Çocukların çıkış saati geldiğinde hepsini kapıdan geçirdim. Ailelerini gören çocuklar büyük bir mutlulukla onlara koşarken bana el sallamayı da es geçmiyorlardı. Zoraki bir şekilde onlara ve ailelerine gülümsedikten sonra eşyalarımı toplamaya başlamıştım ki yanıma gelen öğretmen arkadaşım Esra'nın sesiyle başımı kaldırdım.
"Gülce iyi misin?"
"Evet canım... Sadece yorucu bir gündü."
Tam önümde durarak elimden tuttu ve beni sandalyeye oturtarak kendi de yan tarafımdaki sandalyeye oturdu.
"Ben bugünden bahsetmiyorum Gülce... Evlendiğin günden beri hep durgunsun... Soldun adeta."
Dışarıya karşı duygularımı bu kadar çok belli ediyor olmak beni bir anda çok rahatsız etmişti.
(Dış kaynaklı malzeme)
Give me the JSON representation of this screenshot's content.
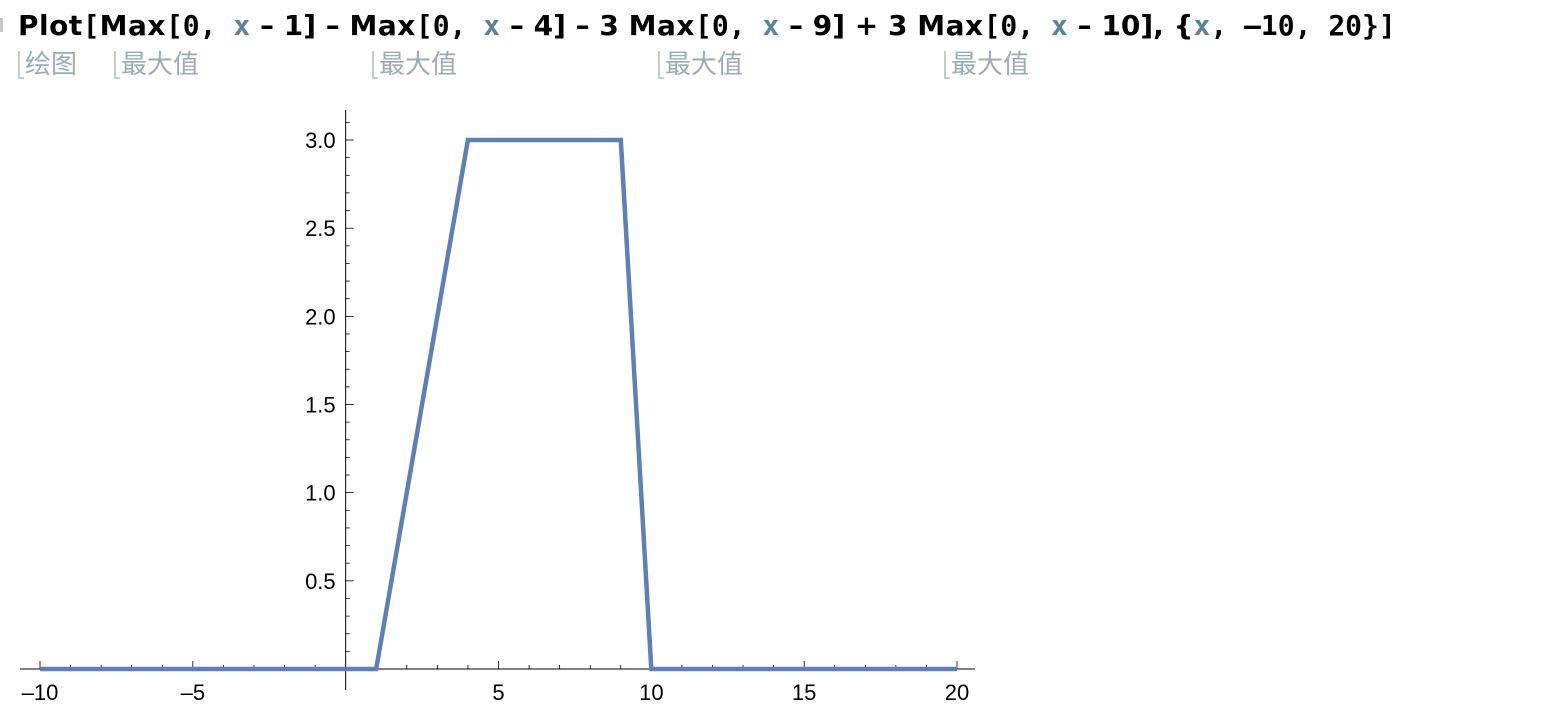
{
  "input": {
    "tokens": [
      {
        "text": "Plot",
        "kind": "fn"
      },
      {
        "text": "[",
        "kind": "punct"
      },
      {
        "text": "Max",
        "kind": "fn"
      },
      {
        "text": "[0, ",
        "kind": "punct"
      },
      {
        "text": "x",
        "kind": "var"
      },
      {
        "text": " – 1] – ",
        "kind": "op"
      },
      {
        "text": "Max",
        "kind": "fn"
      },
      {
        "text": "[0, ",
        "kind": "punct"
      },
      {
        "text": "x",
        "kind": "var"
      },
      {
        "text": " – 4] – 3 ",
        "kind": "op"
      },
      {
        "text": "Max",
        "kind": "fn"
      },
      {
        "text": "[0, ",
        "kind": "punct"
      },
      {
        "text": "x",
        "kind": "var"
      },
      {
        "text": " – 9] + 3 ",
        "kind": "op"
      },
      {
        "text": "Max",
        "kind": "fn"
      },
      {
        "text": "[0, ",
        "kind": "punct"
      },
      {
        "text": "x",
        "kind": "var"
      },
      {
        "text": " – 10], {",
        "kind": "op"
      },
      {
        "text": "x",
        "kind": "var"
      },
      {
        "text": ", –10, 20}]",
        "kind": "punct"
      }
    ]
  },
  "hints": [
    {
      "label": "绘图"
    },
    {
      "label": "最大值"
    },
    {
      "label": "最大值"
    },
    {
      "label": "最大值"
    },
    {
      "label": "最大值"
    }
  ],
  "colors": {
    "series": "#5e81b5",
    "variable": "#5b8596",
    "hint": "#9aabb8"
  },
  "chart_data": {
    "type": "line",
    "series": [
      {
        "x": [
          -10,
          1,
          4,
          9,
          10,
          20
        ],
        "y": [
          0,
          0,
          3,
          3,
          0,
          0
        ]
      }
    ],
    "xlim": [
      -10,
      20
    ],
    "ylim": [
      0,
      3.17
    ],
    "x_ticks": [
      -10,
      -5,
      5,
      10,
      15,
      20
    ],
    "x_tick_labels": [
      "–10",
      "–5",
      "5",
      "10",
      "15",
      "20"
    ],
    "y_ticks": [
      0.5,
      1.0,
      1.5,
      2.0,
      2.5,
      3.0
    ],
    "y_tick_labels": [
      "0.5",
      "1.0",
      "1.5",
      "2.0",
      "2.5",
      "3.0"
    ],
    "grid": false,
    "title": "",
    "xlabel": "",
    "ylabel": ""
  }
}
Ellerim titrerken zaten düzgün olan saçlarımı düzeltmeye çalıştım ve hafifçe gülümseyerek "Gerçekten iyiyim... Yeni bir hayat sonuçta... Ben ona alışmaya çalışıyorum. Başka bir sorun yok..." dedim bir çırpıda. Esra titreyen ellerimi tutarak "Ben senin arkadaşınım... Bana bir şey ispat etmene gerek yok... Seni bir şey anlatmaya zorlamıyorum... Ya da seni yargılamıyorum... Sadece şunu bil..." dedi ve hafifçe gülümsedi. "Ben her zaman yanındayım. İstediğin an seni dinlerim ve sana yardımcı olmak için elimden geleni yaparım."
Zorlukla gülümsedim. Ellerimi ellerinden çekerken "Teşekkür ederim," dedim. Ama kimseye bir şey anlatmak istemiyordum. Ben az çok Yavuz hakkında ne diyeceklerini biliyordum ve bunları duymaya hazır değildim. Tıpkı onu bırakıp gitmeye hazır olmadığım gibi. Zaten bütün mesele bu değil miydi? Onsuz olmak istemiyordum. Benim canımı ne kadar çok yakarsa yaksın onun olmadığı bir hayatı düşünmek istemiyordum. Yaşadıklarımı ya da hissettiğim duyguları kimsenin anlamayacağını biliyordum. Bu yüzden şu an için her şeyi kendime saklamam daha doğruydu. Esra da bu durumu anlamış olacak ki ayağa kalktı.
"Peki, iyi akşamlar o halde..."
"İyi akşamlar," dedim ve onun gitmesi ile bende kabanı giydim ve çantamı aldım. Hızlı adımlarla okuldan çıktım. Geçen hafta okulları tatil ettirecek kadar etkili olan kar yağışı şu anda devam ediyordu. O kadar şiddetli olmasa da araba kullanmayı cesaret edememiştim. Sabah taksiyle gelmiştim. Şimdi de bir taksi bulmalıydım. Usul usul yağan kar taneleri yüzüme ve saçlarıma düşerken okulun bahçesinden çıktım. Gözüm taksi durağına doğru takıldığı anda onu gördüm. Arabasına yaslanmıştı ve elleri cebindeydi. Direk olarak bana bakıyordu. Nefesim yetmemeye başladı. Nabzım hızlanırken, bedenimi bir ateş aldı. Ona bu kadar öfkeliyken böyle heyecanlanmamdan nefret ediyordum.
Ne bir adım ileri atabilmiştim ne de geri. Öylece olduğum yerde duruyordum. Ne yapacağımı bilemiyordum. Kalbim ona karşı çok kırıktı ama yine o nankör kalbim onun için atıyordu. Böyle bir çıkmaz ikilemin içinde olmak korkutuyordu beni.